TMT-Based Quantitative Proteomics Reveals Cochlear Protein Profile Alterations in Mice with Noise-Induced Hearing Loss

Abstract

Noise-induced hearing loss (NIHL) is a global occupational disease affecting health. To date, genetic polymorphism studies on NIHL have been performed extensively. However, the proteomic profiles in the cochleae of mice suffering noise damage remain unclear. The goal of this current study was to perform a comprehensive investigation on characterizing protein expression changes in the cochlea based on a mouse model of NIHL using tandem mass tag (TMT)-labeling quantitative proteomics, and to reveal the potential biomarkers and pathogenesis of NIHL. Male C57BL/6J mice were exposed to noise at 120 dB SPL for 4 h to construct the NIHL mouse model. The levels of MDA and SOD, and the production of proinflammatory cytokines including TNF-α and IL-6 in the mice cochleae, were determined using chemical colorimetrical and ELISA kits. Moreover, differentially expressed proteins (DEPs) were validated using Western blotting. The mouse model showed that the ABR thresholds at frequencies of 4, 8, 12, 16, 24 and 32 kHz were significantly increased, and outer hair cells (HCs) showed a distinct loss in the noise-exposed mice. Proteomics analysis revealed that 221 DEPs were associated with NIHL. Bioinformatics analysis showed that a set of key inflammation and autophagy-related DEPs (ITGA1, KNG1, CFI, FGF1, AKT2 and ATG5) were enriched in PI3K/AKT, ECM-receptor interaction, and focal adhesion pathways. The results revealed that the MDA level was significantly increased, but the activity of SOD decreased in noise-exposed mice compared to the control mice. Moreover, TNF-α and IL-6 were significantly increased in the noise-exposed mice. Western blotting revealed that the expression levels of ITGA1, KNG1, and CFI were upregulated, but FGF1, AKT2, and ATG5 were significantly downregulated in noise-exposed mice. This study provides new scientific clues about the future biomarkers and pathogenesis studies underlying NIHL. Furthermore, the findings suggest that the validated DEPs may be valuable biomarkers of NIHL, and inflammation and autophagy may be pivotal mechanisms that underlie NIHL.

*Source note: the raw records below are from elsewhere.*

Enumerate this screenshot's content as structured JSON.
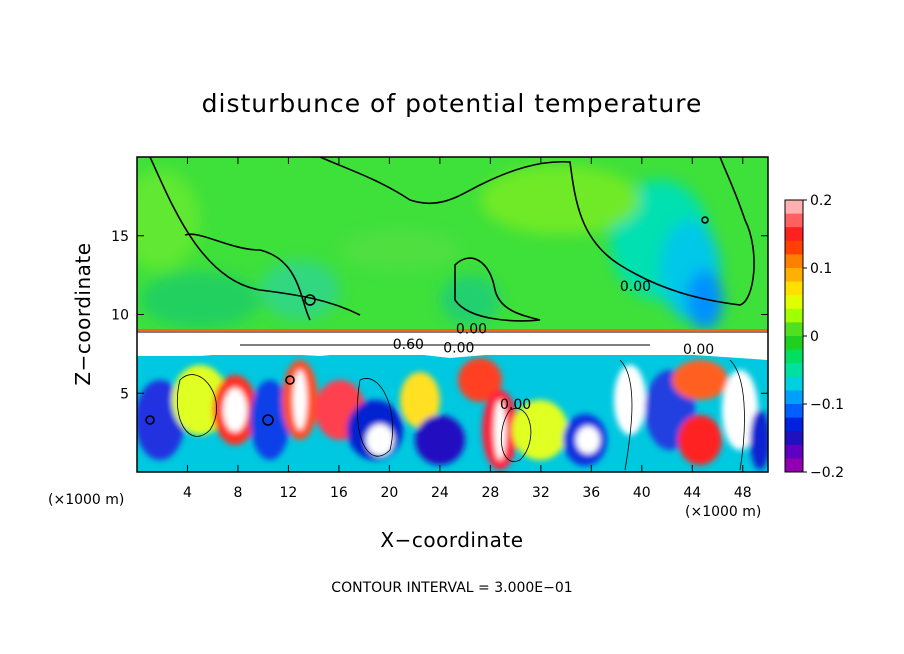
{
  "chart_data": {
    "type": "heatmap",
    "title": "disturbunce of potential temperature",
    "xlabel": "X−coordinate",
    "ylabel": "Z−coordinate",
    "x_unit": "(×1000 m)",
    "x_unit_right": "(×1000 m)",
    "footer": "CONTOUR INTERVAL = 3.000E−01",
    "xlim": [
      0,
      50
    ],
    "ylim": [
      0,
      20
    ],
    "x_ticks": [
      4,
      8,
      12,
      16,
      20,
      24,
      28,
      32,
      36,
      40,
      44,
      48
    ],
    "y_ticks": [
      5,
      10,
      15
    ],
    "colorbar": {
      "min": -0.2,
      "max": 0.2,
      "ticks": [
        "0.2",
        "0.1",
        "0",
        "−0.1",
        "−0.2"
      ],
      "tick_values": [
        0.2,
        0.1,
        0,
        -0.1,
        -0.2
      ],
      "colors": [
        "#ffb0b0",
        "#ff6060",
        "#ff2020",
        "#ff4000",
        "#ff8000",
        "#ffb000",
        "#ffe000",
        "#e0ff00",
        "#a0ff00",
        "#50e020",
        "#20d020",
        "#00e060",
        "#00e0a0",
        "#00d0e0",
        "#00a0ff",
        "#0060ff",
        "#0020e0",
        "#2010c0",
        "#6000c0",
        "#9000b0"
      ]
    },
    "band_top_z": 9.1,
    "band_bottom_z": 7.8,
    "contour_labels": [
      {
        "text": "0.00",
        "x": 39.5,
        "z": 11.5
      },
      {
        "text": "0.00",
        "x": 26.5,
        "z": 8.8
      },
      {
        "text": "0.60",
        "x": 21.5,
        "z": 7.8
      },
      {
        "text": "0.00",
        "x": 25.5,
        "z": 7.6
      },
      {
        "text": "0.00",
        "x": 44.5,
        "z": 7.5
      },
      {
        "text": "0.00",
        "x": 30.0,
        "z": 4.0
      }
    ]
  }
}
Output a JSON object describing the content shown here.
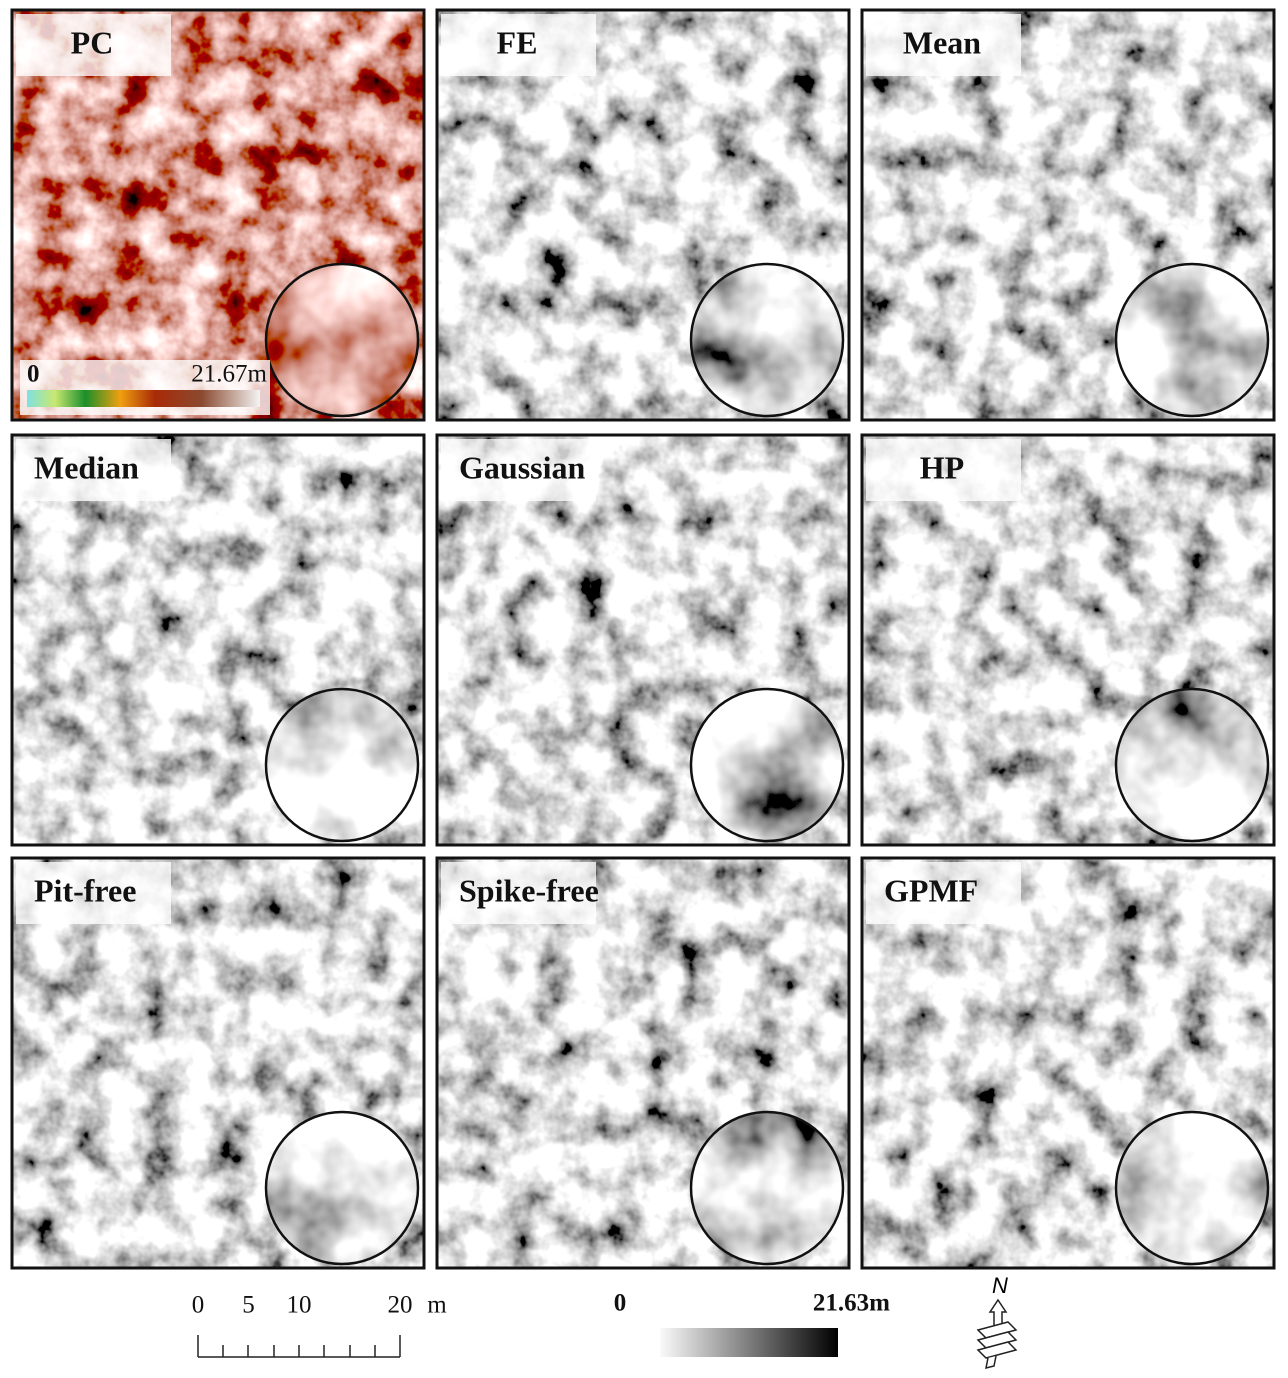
{
  "panels": [
    {
      "label": "PC"
    },
    {
      "label": "FE"
    },
    {
      "label": "Mean"
    },
    {
      "label": "Median"
    },
    {
      "label": "Gaussian"
    },
    {
      "label": "HP"
    },
    {
      "label": "Pit-free"
    },
    {
      "label": "Spike-free"
    },
    {
      "label": "GPMF"
    }
  ],
  "pc_colorbar": {
    "min": "0",
    "max": "21.67m"
  },
  "scale_bar": {
    "labels": [
      0,
      5,
      10,
      20
    ],
    "unit": "m"
  },
  "colorbar": {
    "min": "0",
    "max": "21.63m"
  },
  "north": "N"
}
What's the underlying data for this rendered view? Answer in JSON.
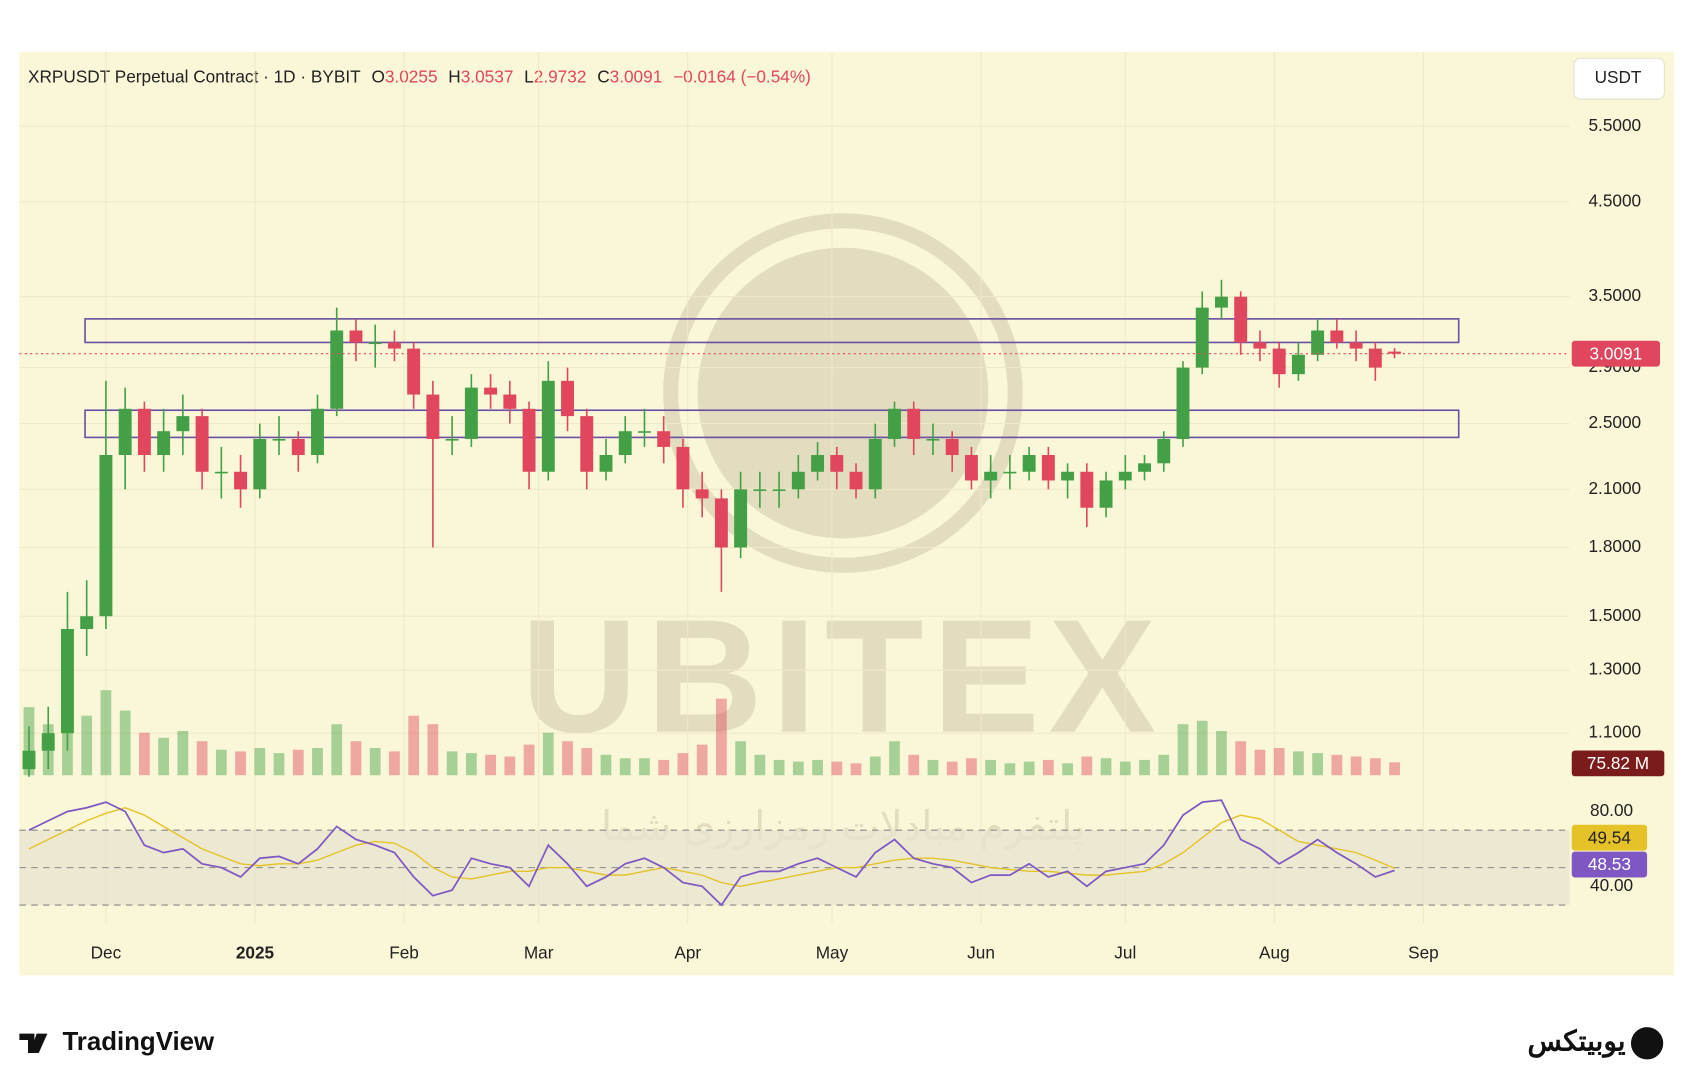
{
  "chart_data": {
    "type": "candlestick",
    "title": "XRPUSDT Perpetual Contract · 1D · BYBIT",
    "ohlc": [
      {
        "label": "O",
        "value": 3.0255
      },
      {
        "label": "H",
        "value": 3.0537
      },
      {
        "label": "L",
        "value": 2.9732
      },
      {
        "label": "C",
        "value": 3.0091
      }
    ],
    "change": "−0.0164 (−0.54%)",
    "currency": "USDT",
    "log_scale": true,
    "grid": true,
    "up_color": "#43a047",
    "down_color": "#e0475f",
    "ylim": [
      0.984,
      6.7
    ],
    "yticks": [
      {
        "value": 5.5,
        "label": "5.5000"
      },
      {
        "value": 4.5,
        "label": "4.5000"
      },
      {
        "value": 3.5,
        "label": "3.5000"
      },
      {
        "value": 2.9,
        "label": "2.9000"
      },
      {
        "value": 2.5,
        "label": "2.5000"
      },
      {
        "value": 2.1,
        "label": "2.1000"
      },
      {
        "value": 1.8,
        "label": "1.8000"
      },
      {
        "value": 1.5,
        "label": "1.5000"
      },
      {
        "value": 1.3,
        "label": "1.3000"
      },
      {
        "value": 1.1,
        "label": "1.1000"
      }
    ],
    "xlim": [
      -0.5,
      80.1
    ],
    "xticks": [
      {
        "value": 4,
        "label": "Dec"
      },
      {
        "value": 11.75,
        "label": "2025"
      },
      {
        "value": 19.5,
        "label": "Feb"
      },
      {
        "value": 26.5,
        "label": "Mar"
      },
      {
        "value": 34.25,
        "label": "Apr"
      },
      {
        "value": 41.75,
        "label": "May"
      },
      {
        "value": 49.5,
        "label": "Jun"
      },
      {
        "value": 57,
        "label": "Jul"
      },
      {
        "value": 64.75,
        "label": "Aug"
      },
      {
        "value": 72.5,
        "label": "Sep"
      }
    ],
    "last_price": {
      "value": 3.0091,
      "label": "3.0091",
      "color": "#e0475f"
    },
    "zones": [
      {
        "low": 3.1,
        "high": 3.3
      },
      {
        "low": 2.41,
        "high": 2.59
      }
    ],
    "zone_color": "#6a4fa3",
    "open": [
      1.0,
      1.05,
      1.1,
      1.45,
      1.5,
      2.3,
      2.6,
      2.3,
      2.45,
      2.55,
      2.2,
      2.2,
      2.1,
      2.4,
      2.4,
      2.3,
      2.6,
      3.2,
      3.1,
      3.1,
      3.05,
      2.7,
      2.4,
      2.4,
      2.75,
      2.7,
      2.6,
      2.2,
      2.8,
      2.55,
      2.2,
      2.3,
      2.45,
      2.45,
      2.35,
      2.1,
      2.05,
      1.8,
      2.1,
      2.1,
      2.1,
      2.2,
      2.3,
      2.2,
      2.1,
      2.4,
      2.6,
      2.4,
      2.4,
      2.3,
      2.15,
      2.2,
      2.2,
      2.3,
      2.15,
      2.2,
      2.0,
      2.15,
      2.2,
      2.25,
      2.4,
      2.9,
      3.4,
      3.5,
      3.1,
      3.05,
      2.85,
      3.0,
      3.2,
      3.1,
      3.05,
      3.0255
    ],
    "high": [
      1.12,
      1.18,
      1.6,
      1.65,
      2.8,
      2.75,
      2.65,
      2.6,
      2.7,
      2.6,
      2.35,
      2.3,
      2.5,
      2.55,
      2.45,
      2.7,
      3.4,
      3.3,
      3.25,
      3.2,
      3.1,
      2.8,
      2.55,
      2.85,
      2.85,
      2.8,
      2.65,
      2.95,
      2.9,
      2.6,
      2.4,
      2.55,
      2.6,
      2.55,
      2.4,
      2.2,
      2.1,
      2.2,
      2.2,
      2.2,
      2.3,
      2.38,
      2.35,
      2.25,
      2.5,
      2.65,
      2.65,
      2.5,
      2.45,
      2.35,
      2.3,
      2.3,
      2.35,
      2.35,
      2.25,
      2.25,
      2.2,
      2.3,
      2.3,
      2.45,
      2.95,
      3.55,
      3.66,
      3.55,
      3.2,
      3.1,
      3.1,
      3.3,
      3.3,
      3.2,
      3.1,
      3.0537
    ],
    "low": [
      0.98,
      1.0,
      1.05,
      1.35,
      1.45,
      2.1,
      2.2,
      2.2,
      2.3,
      2.1,
      2.05,
      2.0,
      2.05,
      2.3,
      2.2,
      2.25,
      2.55,
      2.95,
      2.9,
      2.95,
      2.6,
      1.8,
      2.3,
      2.35,
      2.6,
      2.5,
      2.1,
      2.15,
      2.45,
      2.1,
      2.15,
      2.25,
      2.35,
      2.25,
      2.0,
      1.95,
      1.6,
      1.75,
      2.0,
      2.0,
      2.05,
      2.15,
      2.1,
      2.05,
      2.05,
      2.35,
      2.3,
      2.3,
      2.2,
      2.1,
      2.05,
      2.1,
      2.15,
      2.1,
      2.05,
      1.9,
      1.95,
      2.1,
      2.15,
      2.2,
      2.35,
      2.85,
      3.3,
      3.0,
      2.95,
      2.75,
      2.8,
      2.95,
      3.05,
      2.95,
      2.8,
      2.9732
    ],
    "close": [
      1.05,
      1.1,
      1.45,
      1.5,
      2.3,
      2.6,
      2.3,
      2.45,
      2.55,
      2.2,
      2.2,
      2.1,
      2.4,
      2.4,
      2.3,
      2.6,
      3.2,
      3.1,
      3.1,
      3.05,
      2.7,
      2.4,
      2.4,
      2.75,
      2.7,
      2.6,
      2.2,
      2.8,
      2.55,
      2.2,
      2.3,
      2.45,
      2.45,
      2.35,
      2.1,
      2.05,
      1.8,
      2.1,
      2.1,
      2.1,
      2.2,
      2.3,
      2.2,
      2.1,
      2.4,
      2.6,
      2.4,
      2.4,
      2.3,
      2.15,
      2.2,
      2.2,
      2.3,
      2.15,
      2.2,
      2.0,
      2.15,
      2.2,
      2.25,
      2.4,
      2.9,
      3.4,
      3.5,
      3.1,
      3.05,
      2.85,
      3.0,
      3.2,
      3.1,
      3.05,
      2.9,
      3.0091
    ],
    "volume": {
      "vlim": [
        0,
        1000
      ],
      "values": [
        400,
        300,
        450,
        350,
        500,
        380,
        250,
        220,
        260,
        200,
        150,
        140,
        160,
        130,
        150,
        160,
        300,
        200,
        160,
        140,
        350,
        300,
        140,
        130,
        120,
        110,
        180,
        250,
        200,
        160,
        120,
        100,
        100,
        90,
        130,
        180,
        450,
        200,
        120,
        90,
        80,
        90,
        80,
        70,
        110,
        200,
        120,
        90,
        80,
        100,
        90,
        70,
        80,
        90,
        70,
        110,
        100,
        80,
        90,
        120,
        300,
        320,
        260,
        200,
        150,
        160,
        140,
        130,
        120,
        110,
        100,
        75.82
      ],
      "last_label": "75.82 M",
      "label_color": "#7b1c1c"
    },
    "rsi": {
      "ylim": [
        20,
        89
      ],
      "yticks": [
        {
          "value": 80,
          "label": "80.00"
        },
        {
          "value": 40,
          "label": "40.00"
        }
      ],
      "levels": [
        70,
        50,
        30
      ],
      "series": [
        {
          "color": "#7e57c2",
          "values": [
            70,
            75,
            80,
            82,
            85,
            80,
            62,
            58,
            60,
            52,
            50,
            45,
            55,
            56,
            52,
            60,
            72,
            65,
            62,
            58,
            45,
            35,
            38,
            55,
            52,
            50,
            40,
            62,
            52,
            40,
            45,
            52,
            55,
            50,
            42,
            40,
            30,
            45,
            48,
            48,
            52,
            55,
            50,
            45,
            58,
            65,
            55,
            52,
            50,
            42,
            46,
            46,
            52,
            45,
            48,
            40,
            48,
            50,
            52,
            62,
            78,
            85,
            86,
            65,
            60,
            52,
            58,
            65,
            58,
            52,
            45,
            48.53
          ],
          "last_label": "48.53"
        },
        {
          "color": "#e6c229",
          "values": [
            60,
            65,
            70,
            75,
            79,
            82,
            78,
            72,
            66,
            60,
            56,
            52,
            51,
            52,
            52,
            54,
            58,
            62,
            64,
            63,
            58,
            50,
            45,
            44,
            46,
            48,
            48,
            50,
            50,
            48,
            46,
            46,
            48,
            50,
            48,
            46,
            42,
            40,
            42,
            44,
            46,
            48,
            50,
            50,
            52,
            54,
            55,
            55,
            54,
            52,
            50,
            49,
            48,
            48,
            47,
            46,
            46,
            47,
            48,
            52,
            58,
            66,
            74,
            78,
            76,
            70,
            64,
            62,
            60,
            58,
            54,
            49.54
          ],
          "last_label": "49.54"
        }
      ]
    }
  },
  "watermark": {
    "brand": "UBITEX",
    "tagline": "پلتفرم مبادلات رمزارزی شما"
  },
  "footer": {
    "left": "TradingView",
    "right": "یوبیتکس"
  }
}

Keywords: autophagy; cochlea; inflammation; noise-induced hearing loss; proteomics.

Figure 1

The flow chart of this study design.

Figure 2

Noise-induced hearing loss (NIHL) mouse model was constructed under 120 dB SPL for 4 h condition. (a) Comparison of mean auditory brainstem response (ABR) thresholds at frequencies of 4, 8, 12, 16, 24 and 32 kHz between the control group (n = 18) and noise group (n = 18). (b) Myosin7a (red) and phalloidin (green) immunofluorescence staining of mice cochleae in the control group (n = 3) and noise group (n = 3). (c) Quantification of outer hair cells (OHCs) in the apex, middle and base segments of cochlea in the control group (n = 3) and noise group (n = 3). Scale bars = 20 μm. Data are represented as mean ± SEM. ** p < 0.01, *** p < 0.001.

Figure 3

Heat map of protein abundance differences between control group and noise group. Red color indicates high abundance, and purple color indicates low abundance.

Figure 4

Bioinformatics analysis of identified differentially expressed proteins (DEPs). (a) The top 30 Gene Ontology (GO) terms of DEPs based on biological process, cellular component, and molecular function. (b) Protein–protein interaction (PPI) network analysis of DEPs involving in the significantly enriched signaling pathways.

Figure 5

Measurement of expression levels of DEPs, oxidative stress markers and proinflammatory cytokines production. (a) Validation of representative inflammation and autophagy-related DEPs by western blots in the control group (n = 3) and noise group (n = 3). (b) Comparison of MDA level and SOD activity in cochlea between the control group (n = 3) and noise group (n = 3). (c) Comparison of proinflammatory cytokines TNF-α and IL-6 in cochlea between the control group (n = 3) and noise group (n = 3). Data are represented as mean ± SD. * p < 0.05, ** p < 0.01.